The easiest way to make a DOS bootable USB flash drive is to use the HP USB Disk Storage Format Tool, which does most of the work for you: http://www.pcworld.com/downloads/file/f ... ption.html
When using this tool, you'll need a set of DOS boot files, which the tool will copy to the flash drive during the format. In most cases you will want either MS-DOS version 6.22, 7 (Win9x) or 8 (WinMe). I usually use one of the latter two as they also support FAT32, which can be useful. You can get DOS boot disk images from http://bootdisk.com
or generate one on your own. For example, you can generate the necessary MS-DOS 8.0 boot files on a system with a floppy drive that is running either Windows XP or Vista as follows:
1.) Insert a floppy diskette into drive A:
2.) Open a command prompt and format the floppy with the "/u" (unconditional) switch, which forces the format utility to fully overwrite the entire diskette, generating a clean master boot sector, file allocation table, and root directory in the process:
Format A: /u
3.) Open Windows Explorer, right click on the A: drive, and select Format.

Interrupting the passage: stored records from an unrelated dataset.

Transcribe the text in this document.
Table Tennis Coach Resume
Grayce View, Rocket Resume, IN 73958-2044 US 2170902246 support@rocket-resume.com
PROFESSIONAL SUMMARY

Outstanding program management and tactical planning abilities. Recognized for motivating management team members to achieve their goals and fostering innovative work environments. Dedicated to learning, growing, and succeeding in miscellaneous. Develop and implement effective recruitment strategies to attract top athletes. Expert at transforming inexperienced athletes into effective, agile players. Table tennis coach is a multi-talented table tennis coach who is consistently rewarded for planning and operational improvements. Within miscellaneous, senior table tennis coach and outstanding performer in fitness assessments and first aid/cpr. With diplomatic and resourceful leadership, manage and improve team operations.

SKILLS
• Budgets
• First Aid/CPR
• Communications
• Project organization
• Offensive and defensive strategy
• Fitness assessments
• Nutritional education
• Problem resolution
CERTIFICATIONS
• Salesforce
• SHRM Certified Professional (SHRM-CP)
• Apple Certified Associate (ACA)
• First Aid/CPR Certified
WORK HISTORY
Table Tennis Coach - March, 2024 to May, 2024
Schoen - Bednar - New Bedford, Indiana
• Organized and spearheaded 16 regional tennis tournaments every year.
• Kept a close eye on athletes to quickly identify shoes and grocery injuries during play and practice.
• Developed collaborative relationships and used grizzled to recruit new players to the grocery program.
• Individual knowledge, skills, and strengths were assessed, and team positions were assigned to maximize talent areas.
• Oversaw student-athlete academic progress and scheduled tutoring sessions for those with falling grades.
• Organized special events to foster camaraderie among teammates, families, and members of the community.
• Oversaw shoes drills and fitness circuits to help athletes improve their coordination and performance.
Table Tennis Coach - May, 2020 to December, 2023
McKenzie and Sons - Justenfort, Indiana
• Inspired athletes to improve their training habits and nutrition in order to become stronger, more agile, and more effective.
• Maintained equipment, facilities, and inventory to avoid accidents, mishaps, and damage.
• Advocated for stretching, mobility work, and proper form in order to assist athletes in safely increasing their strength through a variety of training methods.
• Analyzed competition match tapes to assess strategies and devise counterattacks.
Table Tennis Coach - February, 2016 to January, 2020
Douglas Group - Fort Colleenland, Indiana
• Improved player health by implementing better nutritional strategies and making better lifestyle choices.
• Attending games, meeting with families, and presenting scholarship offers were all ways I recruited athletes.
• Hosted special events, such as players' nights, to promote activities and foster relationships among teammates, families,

4.) Check the box marked "Create an MS-DOS startup disk", and click Start.
When using the HP USB Disk Storage Format Tool, check the boxes marked "Create a DOS startup disk" and "using DOS system files located at", and then point it to the A: drive as a source for the MS-DOS files. For future formats, you can copy the system files (io.sys, msdos.sys, and command.com) from the floppy or the bootable USB flash drive to a folder on your hard drive, after which you can point the HP tool there in the future. Note that to view and/or copy the system files, you'll need to have Windows Explorer set to view both hidden and operating system files.
If you want to make a DOS bootable USB flash drive the hard way, using only standard Microsoft tools and utilities, you'll need a bootable DOS floppy or optical disc with the FDISK and FORMAT commands included, after which you can follow the directions here: http://support.gateway.com/s/USB/550266 ... aq18.shtml
Bottom line: While there are several methods you can use to create a DOS bootable USB flash drive, using the free HP tool is generally the easiest and fastest method. In addition, you can have several different versions of OS boot file sets to choose from, thereby easily creating bootable flash drives using any version of DOS that you wish. Scott.